Bir Adam İbn Abbas’a sordu “Mikdârı bin sene olan bir günde” ayetini sordu İbn Abbâs radıyallahu anh’da ona” Mikdârı Elli bin sene olan bir günde” ayetini sordu. Adam dedi ki : Ben sana bana anlatasın diye soruyorum! (sende bana mı soruyorsun) İbn Abbâs radıyallahu anh dedi ki : Bunlar iki Ayrı gündür Allah onları kitabında zikretti manalarını Allah bilir.
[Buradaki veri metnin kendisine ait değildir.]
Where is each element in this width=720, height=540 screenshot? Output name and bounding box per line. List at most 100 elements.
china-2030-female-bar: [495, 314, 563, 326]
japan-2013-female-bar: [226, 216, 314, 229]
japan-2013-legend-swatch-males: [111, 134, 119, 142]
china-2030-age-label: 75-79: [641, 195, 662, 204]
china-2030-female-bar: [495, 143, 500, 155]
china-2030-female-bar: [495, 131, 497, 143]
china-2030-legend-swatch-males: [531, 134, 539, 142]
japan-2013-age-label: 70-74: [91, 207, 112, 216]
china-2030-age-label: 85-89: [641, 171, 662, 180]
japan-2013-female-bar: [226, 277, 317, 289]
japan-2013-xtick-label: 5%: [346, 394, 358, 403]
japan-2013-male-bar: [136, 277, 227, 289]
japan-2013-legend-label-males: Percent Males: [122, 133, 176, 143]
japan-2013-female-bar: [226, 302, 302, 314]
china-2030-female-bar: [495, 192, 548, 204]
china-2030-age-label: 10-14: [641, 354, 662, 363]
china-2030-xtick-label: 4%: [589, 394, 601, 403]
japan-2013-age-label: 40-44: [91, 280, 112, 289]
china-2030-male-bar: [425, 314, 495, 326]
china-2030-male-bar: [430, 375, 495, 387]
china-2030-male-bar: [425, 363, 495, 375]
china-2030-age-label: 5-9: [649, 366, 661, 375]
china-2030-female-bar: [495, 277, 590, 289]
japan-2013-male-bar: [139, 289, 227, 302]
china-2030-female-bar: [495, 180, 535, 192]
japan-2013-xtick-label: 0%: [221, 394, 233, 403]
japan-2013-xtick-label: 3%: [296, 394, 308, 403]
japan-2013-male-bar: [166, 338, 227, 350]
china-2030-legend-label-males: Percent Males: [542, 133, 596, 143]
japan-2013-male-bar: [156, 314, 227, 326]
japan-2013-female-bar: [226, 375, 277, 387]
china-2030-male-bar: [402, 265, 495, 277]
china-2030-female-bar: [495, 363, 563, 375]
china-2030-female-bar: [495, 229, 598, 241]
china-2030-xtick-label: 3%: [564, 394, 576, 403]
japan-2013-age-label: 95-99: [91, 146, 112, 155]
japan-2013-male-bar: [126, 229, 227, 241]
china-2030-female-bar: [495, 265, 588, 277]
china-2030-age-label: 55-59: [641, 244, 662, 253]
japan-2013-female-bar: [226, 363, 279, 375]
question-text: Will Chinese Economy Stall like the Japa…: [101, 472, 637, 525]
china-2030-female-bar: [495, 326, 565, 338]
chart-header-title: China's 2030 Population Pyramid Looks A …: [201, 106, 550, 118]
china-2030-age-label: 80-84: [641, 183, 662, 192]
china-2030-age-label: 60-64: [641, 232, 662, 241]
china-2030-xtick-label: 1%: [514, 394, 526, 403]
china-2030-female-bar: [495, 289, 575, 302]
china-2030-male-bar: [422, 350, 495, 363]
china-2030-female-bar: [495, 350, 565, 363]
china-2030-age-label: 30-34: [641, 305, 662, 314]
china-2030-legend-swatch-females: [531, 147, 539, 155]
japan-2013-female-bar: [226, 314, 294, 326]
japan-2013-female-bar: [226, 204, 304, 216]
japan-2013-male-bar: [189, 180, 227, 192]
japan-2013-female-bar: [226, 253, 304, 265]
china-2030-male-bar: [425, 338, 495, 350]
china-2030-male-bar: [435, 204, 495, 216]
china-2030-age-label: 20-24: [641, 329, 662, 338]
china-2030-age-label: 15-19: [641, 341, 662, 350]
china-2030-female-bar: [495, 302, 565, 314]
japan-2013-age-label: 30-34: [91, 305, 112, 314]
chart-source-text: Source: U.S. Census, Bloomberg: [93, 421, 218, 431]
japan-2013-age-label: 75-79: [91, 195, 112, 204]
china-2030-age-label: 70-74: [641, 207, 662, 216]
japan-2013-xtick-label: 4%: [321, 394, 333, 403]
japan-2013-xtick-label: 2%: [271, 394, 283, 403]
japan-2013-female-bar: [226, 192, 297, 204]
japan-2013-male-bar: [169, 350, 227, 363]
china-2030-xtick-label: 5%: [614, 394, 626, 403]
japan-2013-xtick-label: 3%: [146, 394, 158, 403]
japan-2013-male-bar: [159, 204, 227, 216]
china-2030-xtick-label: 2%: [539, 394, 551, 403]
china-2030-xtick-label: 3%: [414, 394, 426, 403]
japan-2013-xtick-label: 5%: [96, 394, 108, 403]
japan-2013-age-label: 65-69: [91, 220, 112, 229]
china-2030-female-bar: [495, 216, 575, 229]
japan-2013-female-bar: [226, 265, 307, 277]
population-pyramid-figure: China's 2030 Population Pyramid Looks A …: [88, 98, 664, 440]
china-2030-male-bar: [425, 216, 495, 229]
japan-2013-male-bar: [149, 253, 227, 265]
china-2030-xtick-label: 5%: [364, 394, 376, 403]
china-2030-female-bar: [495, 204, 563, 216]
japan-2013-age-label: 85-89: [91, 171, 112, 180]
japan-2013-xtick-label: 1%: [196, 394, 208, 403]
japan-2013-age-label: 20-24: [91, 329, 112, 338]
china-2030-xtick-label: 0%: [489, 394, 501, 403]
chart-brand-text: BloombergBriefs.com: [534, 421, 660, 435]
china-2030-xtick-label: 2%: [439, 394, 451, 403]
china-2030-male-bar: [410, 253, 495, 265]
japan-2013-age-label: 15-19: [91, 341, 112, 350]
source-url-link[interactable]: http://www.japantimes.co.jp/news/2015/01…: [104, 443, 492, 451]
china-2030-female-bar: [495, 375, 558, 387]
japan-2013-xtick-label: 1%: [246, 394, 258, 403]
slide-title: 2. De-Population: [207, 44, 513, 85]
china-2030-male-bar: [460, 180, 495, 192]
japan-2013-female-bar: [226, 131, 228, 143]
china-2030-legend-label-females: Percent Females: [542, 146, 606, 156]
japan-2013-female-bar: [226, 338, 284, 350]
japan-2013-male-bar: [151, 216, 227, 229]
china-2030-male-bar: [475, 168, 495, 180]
Böyle diyerek Allah’ın kitabı hakkında bilmediği birşeyi söylemeyi kerih gördü.

قَالَ رَجُلٌ لِسَعِيدِ بْنِ جُبَيْرٍ: أَمَا رَأَيْتَ ابْنَ عَبَّاسٍ حِينَ سُئِلَ عَنْ هَذِهِ الْآيَةِ {وَالْمُحْصَنَاتُ مِنَ النِّسَاءِ إِلَّا مَا مَلَكَتْ أَيْمَانُكُمْ} [النساء: ٢٤] فَلَمْ يَقُلْ فِيهَا شَيْئًا، فَقَالَ سَعِيدٌ: كَانَ لَا يَعْلَمُهَا

Bir adam Said bin Cubeyre dedi ki : İbn Abbası gördün mü ona bir ayet hakkında soru soruldu ve o ayet hakkında hiçbir şey demedi : Said dedi ki : O onu bilmiyordu.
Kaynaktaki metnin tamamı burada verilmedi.